I noticed from the stack trace that error raises on evaluation over the dev set, so I reduced its size to half and now it works ok. It's not an ideal workaround though, any other suggestion is appreciated.

svlandeg commented 3 years ago

I'm a bit confused, when you originally trained the model, didn't you evaluate it on the dev set?

fcggamou commented 3 years ago

I did evaluate it on the dev set, and it worked, hence my confusion as well: why does it work when training from scratch but it fails when attempting to re-train?

svlandeg commented 3 years ago

And the pipeline was otherwise entirely the same? So there are no differences between the first training run and the resuming run (other than the "source" bit in the config, ofcourse)

fcggamou commented 3 years ago

Yes, exactly the same. Also the same train and dev data.

maxtrem commented 3 years ago

Looking at the output:

Aborting and saving the final best model. Encountered exception: CUDA out of memory. Tried to allocate 94.00 MiB (GPU 0; 15.75 GiB total capacity; 13.81 GiB already allocated; 78.88 MiB free; 14.34 GiB reserved in total by PyTorch)

It appears that your memory is already occupied somewhere else. I'm not sure how this fits together with the shell command (this should actually not apply here), but PyTorch can sometimes be a bit problematic when it comes to releasing GPU memory.

Edit: It could of course be that the allocation happens gradually and only the last part is shown. But it may be worth checking the memory allocation before resuming the training.

svlandeg commented 3 years ago

Either way, this part in language.evaluate() is probably the culprit:

        if len(self.pipeline):
            docs = list(docs)

This was added just for timing purposes. I think the code should simply still run without these two lines though - any chance you can check whether removing them improves things memory-wise? (your timing results will be temporarily wrong but let's worry about that later)

adrianeboyd commented 3 years ago

Oops, yeah that should be done differently. (But I don't understand why this ends up different in the second round than in the first?)

fcggamou commented 3 years ago

Great! Thanks a lot for the workaround, I will test this and post an update.

fcggamou commented 3 years ago

Just FYI the workaround did not work, I still get the same error in this line:

for i, (doc, eg) in enumerate(zip(docs, examples)):

I pulled your fix @adrianeboyd and still I get the same OOM exception at language.py line 1319:

# iterate over final generator
if docs is not None:
   for doc in docs:
      pass

Is this just for timing purposes? Can I safely remove those lines? Thanks!

adrianeboyd commented 3 years ago

It isn't just for timing purposes because you're not actually running the final component (which is the NER model you're trying to train) unless you iterate over that generator. (Earlier versions had the scorer iterate over this generator, and the overall goal here was to separate the pipeline timing from the scorer timing.) I think the previous version was still a bit clunky so I've reworked it a bit more. Can you try the updated version here? https://github.com/explosion/spaCy/pull/6386

Looking at this again, I think the problem might actually be that the default batch_size (256) is too high for a GPU if you have some longer dev docs. We've trained a fair number of models internally, but we don't have many docs that are over a paragraph or so long. How many dev docs were you using? Were any particularly long? Using my updated PR, is it better if you manually lower the default batch_size in the evaluate() kwargs?

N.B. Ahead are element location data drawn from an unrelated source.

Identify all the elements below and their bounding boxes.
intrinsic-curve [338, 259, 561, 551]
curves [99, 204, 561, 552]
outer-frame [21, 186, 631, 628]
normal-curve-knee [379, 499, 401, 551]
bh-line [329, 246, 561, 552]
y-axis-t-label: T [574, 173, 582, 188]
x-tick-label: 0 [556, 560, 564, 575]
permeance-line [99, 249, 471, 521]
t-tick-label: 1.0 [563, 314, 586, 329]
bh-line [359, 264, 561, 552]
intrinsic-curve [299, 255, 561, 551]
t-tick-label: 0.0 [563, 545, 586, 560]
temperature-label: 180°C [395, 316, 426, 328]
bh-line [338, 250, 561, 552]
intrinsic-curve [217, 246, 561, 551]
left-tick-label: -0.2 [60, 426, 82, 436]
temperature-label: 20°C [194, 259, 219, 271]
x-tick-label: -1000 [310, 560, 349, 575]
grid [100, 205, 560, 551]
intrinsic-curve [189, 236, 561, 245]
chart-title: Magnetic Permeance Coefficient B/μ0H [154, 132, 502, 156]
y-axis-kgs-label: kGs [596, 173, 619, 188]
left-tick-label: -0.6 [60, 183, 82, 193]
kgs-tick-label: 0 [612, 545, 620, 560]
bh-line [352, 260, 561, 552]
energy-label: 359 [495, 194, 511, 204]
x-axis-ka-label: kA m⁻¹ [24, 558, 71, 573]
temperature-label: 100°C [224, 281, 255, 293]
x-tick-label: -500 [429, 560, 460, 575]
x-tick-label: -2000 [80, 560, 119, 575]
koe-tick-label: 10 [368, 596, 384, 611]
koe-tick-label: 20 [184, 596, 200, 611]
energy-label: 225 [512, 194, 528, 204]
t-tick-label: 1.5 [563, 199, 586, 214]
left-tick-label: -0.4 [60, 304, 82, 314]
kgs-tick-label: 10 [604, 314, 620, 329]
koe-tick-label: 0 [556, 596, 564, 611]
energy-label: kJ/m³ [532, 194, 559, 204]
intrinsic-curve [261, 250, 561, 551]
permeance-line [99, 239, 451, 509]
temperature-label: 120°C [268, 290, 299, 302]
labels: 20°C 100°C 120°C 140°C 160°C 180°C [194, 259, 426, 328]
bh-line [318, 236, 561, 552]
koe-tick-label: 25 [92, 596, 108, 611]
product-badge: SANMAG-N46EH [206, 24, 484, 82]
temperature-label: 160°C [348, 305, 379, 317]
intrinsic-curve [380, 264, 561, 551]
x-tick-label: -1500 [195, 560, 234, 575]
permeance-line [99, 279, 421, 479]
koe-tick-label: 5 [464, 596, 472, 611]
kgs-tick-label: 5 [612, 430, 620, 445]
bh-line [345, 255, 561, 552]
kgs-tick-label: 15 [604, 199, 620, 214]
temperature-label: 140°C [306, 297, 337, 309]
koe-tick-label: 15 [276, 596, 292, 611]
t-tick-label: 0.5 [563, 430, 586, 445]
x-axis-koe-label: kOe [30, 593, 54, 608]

We're also running into some memory issues internally on CPU (for xx models that we haven't published yet) either due to large training corpora or long dev docs, so I'll be looking into a few spots where we can improve the memory usage in the near future.

Since this is something that may need to be adjusted and have different defaults for CPU vs. GPU, I think we'll most likely need a way to specify the batch size for evaluate from the config, but I'm not sure exactly how yet. We may need to add a training parameter like eval_batch_size? We'll have to discuss what makes sense...

(And I still don't know what's going on with the differences between training from scratch and resuming.)